Martian polygonal terrain and its hints of hydrothermal conditions on ancient Mars

Martian polygonal terrain, widely distributed on the surface, provides valuable geological insights into the environmental conditions during their formation, including aspects related to thermal conditions and the possibility of past aqueous activity of Mars. First, we provide an overview of the polygonal terrain on Mars, including their distribution, size, and possible formation mechanisms. Second, in order to quantitatively analyze the geometric features of polygonal terrain and their relationship with the ancient climate on Mars, we process images from the High-Resolution Imaging Science Experiment (HiRISE) of a polar region and recognize the boundaries of polygons. Subsequently, we calculate the polygonal terrain’s area, orientation, and wedge density to build up new constraints on the formation mechanism of the polygonal terrains. Finally, we report special frequency-variation patterns of Zhurong radar reflections and interpret them as buried polygonal terrain beneath the landing site. Sixteen polygonal wedges deeper than 35 m have been identified within ∼1.2 km traveling distance, indicating a potentially widespread distribution of such terrain under Utopia Planitia on Mars. Based on constraints of the geometric features of the polygons and the geological background of the landing site, the identified buried polygons are interpreted as having been generated by freeze-thaw cycles. The contrast above and below ∼35 m depth represents a notable transformation of aqueous activity or thermal conditions in the Late Hesperian–Early Amazonian.
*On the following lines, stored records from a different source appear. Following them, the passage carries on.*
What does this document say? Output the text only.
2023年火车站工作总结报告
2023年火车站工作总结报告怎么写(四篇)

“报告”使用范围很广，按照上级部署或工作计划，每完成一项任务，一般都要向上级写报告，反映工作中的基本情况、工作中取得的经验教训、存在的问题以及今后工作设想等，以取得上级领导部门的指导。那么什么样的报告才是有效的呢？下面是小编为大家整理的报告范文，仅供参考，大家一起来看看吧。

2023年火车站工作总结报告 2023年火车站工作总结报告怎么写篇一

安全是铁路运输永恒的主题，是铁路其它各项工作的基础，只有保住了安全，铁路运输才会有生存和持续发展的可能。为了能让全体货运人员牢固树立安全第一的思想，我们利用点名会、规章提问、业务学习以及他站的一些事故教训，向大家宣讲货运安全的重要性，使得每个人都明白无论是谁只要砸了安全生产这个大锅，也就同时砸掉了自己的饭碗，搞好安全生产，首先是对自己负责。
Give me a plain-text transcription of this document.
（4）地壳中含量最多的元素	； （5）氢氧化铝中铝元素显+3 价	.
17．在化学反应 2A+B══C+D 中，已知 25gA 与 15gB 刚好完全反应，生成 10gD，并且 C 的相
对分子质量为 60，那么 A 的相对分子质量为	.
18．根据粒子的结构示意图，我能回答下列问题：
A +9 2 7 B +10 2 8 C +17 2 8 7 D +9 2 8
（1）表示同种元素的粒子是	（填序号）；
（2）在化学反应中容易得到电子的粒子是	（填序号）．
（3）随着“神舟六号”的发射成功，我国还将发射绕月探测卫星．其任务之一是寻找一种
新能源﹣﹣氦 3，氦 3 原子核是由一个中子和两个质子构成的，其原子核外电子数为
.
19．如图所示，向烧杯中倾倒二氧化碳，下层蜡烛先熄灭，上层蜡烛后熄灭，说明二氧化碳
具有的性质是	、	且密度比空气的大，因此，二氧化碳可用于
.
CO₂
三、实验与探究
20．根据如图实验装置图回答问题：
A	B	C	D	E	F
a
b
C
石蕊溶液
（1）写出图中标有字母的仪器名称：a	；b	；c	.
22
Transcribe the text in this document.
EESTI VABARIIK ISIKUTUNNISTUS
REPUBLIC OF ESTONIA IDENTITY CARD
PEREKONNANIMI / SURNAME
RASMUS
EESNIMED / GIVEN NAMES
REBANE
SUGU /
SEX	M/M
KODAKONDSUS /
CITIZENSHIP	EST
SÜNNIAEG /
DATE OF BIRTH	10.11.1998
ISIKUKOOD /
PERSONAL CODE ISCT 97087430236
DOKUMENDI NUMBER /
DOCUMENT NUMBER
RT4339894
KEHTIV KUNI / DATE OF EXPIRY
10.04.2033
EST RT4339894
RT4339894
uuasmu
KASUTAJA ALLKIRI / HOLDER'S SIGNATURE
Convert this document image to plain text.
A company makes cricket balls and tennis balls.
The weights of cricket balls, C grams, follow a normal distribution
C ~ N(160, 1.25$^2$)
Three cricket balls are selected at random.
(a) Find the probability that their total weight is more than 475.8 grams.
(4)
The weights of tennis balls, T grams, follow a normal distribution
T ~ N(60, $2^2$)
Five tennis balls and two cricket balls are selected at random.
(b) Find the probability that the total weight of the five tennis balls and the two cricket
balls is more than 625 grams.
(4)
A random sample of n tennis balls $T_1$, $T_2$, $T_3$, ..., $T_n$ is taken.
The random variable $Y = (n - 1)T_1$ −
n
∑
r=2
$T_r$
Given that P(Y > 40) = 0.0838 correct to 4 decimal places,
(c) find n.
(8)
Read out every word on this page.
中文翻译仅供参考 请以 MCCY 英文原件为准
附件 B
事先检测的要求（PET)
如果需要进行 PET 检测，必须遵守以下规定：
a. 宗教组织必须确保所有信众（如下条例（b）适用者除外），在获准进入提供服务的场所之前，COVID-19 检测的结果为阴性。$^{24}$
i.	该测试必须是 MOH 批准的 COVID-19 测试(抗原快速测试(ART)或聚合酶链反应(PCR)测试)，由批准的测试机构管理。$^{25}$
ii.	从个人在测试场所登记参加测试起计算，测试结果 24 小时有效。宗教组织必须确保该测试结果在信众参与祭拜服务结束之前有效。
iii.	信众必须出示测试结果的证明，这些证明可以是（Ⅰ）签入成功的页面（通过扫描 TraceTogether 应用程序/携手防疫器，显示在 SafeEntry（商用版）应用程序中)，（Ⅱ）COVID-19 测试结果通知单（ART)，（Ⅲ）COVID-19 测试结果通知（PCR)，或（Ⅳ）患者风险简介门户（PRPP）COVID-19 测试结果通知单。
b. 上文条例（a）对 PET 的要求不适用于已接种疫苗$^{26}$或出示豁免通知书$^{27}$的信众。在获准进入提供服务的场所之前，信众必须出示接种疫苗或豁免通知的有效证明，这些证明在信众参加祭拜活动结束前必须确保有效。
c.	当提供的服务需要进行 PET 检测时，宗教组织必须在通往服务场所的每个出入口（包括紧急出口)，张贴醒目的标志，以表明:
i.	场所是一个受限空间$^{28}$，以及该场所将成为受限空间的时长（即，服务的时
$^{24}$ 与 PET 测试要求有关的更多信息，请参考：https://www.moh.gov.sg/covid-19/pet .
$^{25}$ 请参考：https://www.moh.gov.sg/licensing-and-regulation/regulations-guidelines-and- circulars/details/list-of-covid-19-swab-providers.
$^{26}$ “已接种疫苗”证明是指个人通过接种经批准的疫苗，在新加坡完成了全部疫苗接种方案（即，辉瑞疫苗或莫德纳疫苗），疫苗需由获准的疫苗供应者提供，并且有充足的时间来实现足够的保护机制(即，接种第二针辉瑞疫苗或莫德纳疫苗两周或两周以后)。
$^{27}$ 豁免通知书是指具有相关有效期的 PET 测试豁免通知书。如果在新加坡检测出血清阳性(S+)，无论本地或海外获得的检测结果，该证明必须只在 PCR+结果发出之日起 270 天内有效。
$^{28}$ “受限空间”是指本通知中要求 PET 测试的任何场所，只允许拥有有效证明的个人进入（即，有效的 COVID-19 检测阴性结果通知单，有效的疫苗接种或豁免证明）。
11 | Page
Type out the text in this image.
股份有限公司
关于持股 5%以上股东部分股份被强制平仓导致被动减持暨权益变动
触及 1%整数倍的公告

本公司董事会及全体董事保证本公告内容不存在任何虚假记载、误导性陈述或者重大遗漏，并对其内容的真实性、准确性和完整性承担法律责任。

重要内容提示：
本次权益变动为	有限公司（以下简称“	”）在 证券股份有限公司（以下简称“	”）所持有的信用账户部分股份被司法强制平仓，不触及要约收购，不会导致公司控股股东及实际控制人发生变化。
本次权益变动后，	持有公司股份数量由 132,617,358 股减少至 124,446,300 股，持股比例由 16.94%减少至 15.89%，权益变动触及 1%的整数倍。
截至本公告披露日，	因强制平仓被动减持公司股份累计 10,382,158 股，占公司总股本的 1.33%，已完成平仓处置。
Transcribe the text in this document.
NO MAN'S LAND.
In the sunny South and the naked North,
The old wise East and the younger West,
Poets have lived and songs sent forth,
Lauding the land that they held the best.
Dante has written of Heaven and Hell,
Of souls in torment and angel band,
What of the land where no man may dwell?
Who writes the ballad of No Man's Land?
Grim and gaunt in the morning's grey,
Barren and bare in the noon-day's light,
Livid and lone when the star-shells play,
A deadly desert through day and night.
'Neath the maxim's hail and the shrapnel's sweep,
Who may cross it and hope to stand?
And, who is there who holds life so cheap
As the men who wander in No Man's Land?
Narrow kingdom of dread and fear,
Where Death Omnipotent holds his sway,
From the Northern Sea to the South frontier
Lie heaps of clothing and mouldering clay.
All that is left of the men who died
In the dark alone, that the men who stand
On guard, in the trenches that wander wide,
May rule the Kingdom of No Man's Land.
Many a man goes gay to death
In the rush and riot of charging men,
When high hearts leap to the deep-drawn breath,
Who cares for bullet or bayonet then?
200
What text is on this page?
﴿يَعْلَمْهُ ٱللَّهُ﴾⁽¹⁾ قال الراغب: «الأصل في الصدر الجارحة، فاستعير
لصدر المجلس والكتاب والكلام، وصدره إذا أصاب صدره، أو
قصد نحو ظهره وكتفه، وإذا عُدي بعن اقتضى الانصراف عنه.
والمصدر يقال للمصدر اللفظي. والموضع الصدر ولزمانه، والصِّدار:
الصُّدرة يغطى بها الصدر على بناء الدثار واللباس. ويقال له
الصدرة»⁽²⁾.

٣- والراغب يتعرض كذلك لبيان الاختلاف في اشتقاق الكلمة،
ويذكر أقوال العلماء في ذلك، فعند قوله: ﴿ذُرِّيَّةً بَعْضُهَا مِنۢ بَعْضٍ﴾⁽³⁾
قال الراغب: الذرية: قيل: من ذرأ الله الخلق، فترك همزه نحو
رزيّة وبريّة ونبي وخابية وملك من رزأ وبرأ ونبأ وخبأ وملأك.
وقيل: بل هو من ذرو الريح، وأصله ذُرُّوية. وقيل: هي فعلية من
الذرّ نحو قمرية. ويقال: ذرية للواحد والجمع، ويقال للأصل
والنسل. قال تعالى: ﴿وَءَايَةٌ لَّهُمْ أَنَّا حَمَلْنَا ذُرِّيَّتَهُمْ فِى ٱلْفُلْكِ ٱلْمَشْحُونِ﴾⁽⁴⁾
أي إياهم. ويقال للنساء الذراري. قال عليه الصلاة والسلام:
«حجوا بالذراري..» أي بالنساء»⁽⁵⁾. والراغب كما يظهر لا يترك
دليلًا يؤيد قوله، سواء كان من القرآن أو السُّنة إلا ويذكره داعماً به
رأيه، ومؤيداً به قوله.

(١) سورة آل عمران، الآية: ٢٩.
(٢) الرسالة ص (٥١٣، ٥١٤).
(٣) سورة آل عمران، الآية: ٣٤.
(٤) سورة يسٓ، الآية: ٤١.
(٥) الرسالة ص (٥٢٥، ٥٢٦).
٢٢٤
This finding is remarkable as it indicates that the mid-latitudinal region experienced a cold and wet environment near the freezing point of water around the Hesperian–Amazonian transition, possibly induced by Mars’s high obliquity. These studies on Martian polygonal terrain in terms of polygons’ geometric characteristics and the formation mechanism provide significant constraints for understanding the climate and environment of ancient Mars.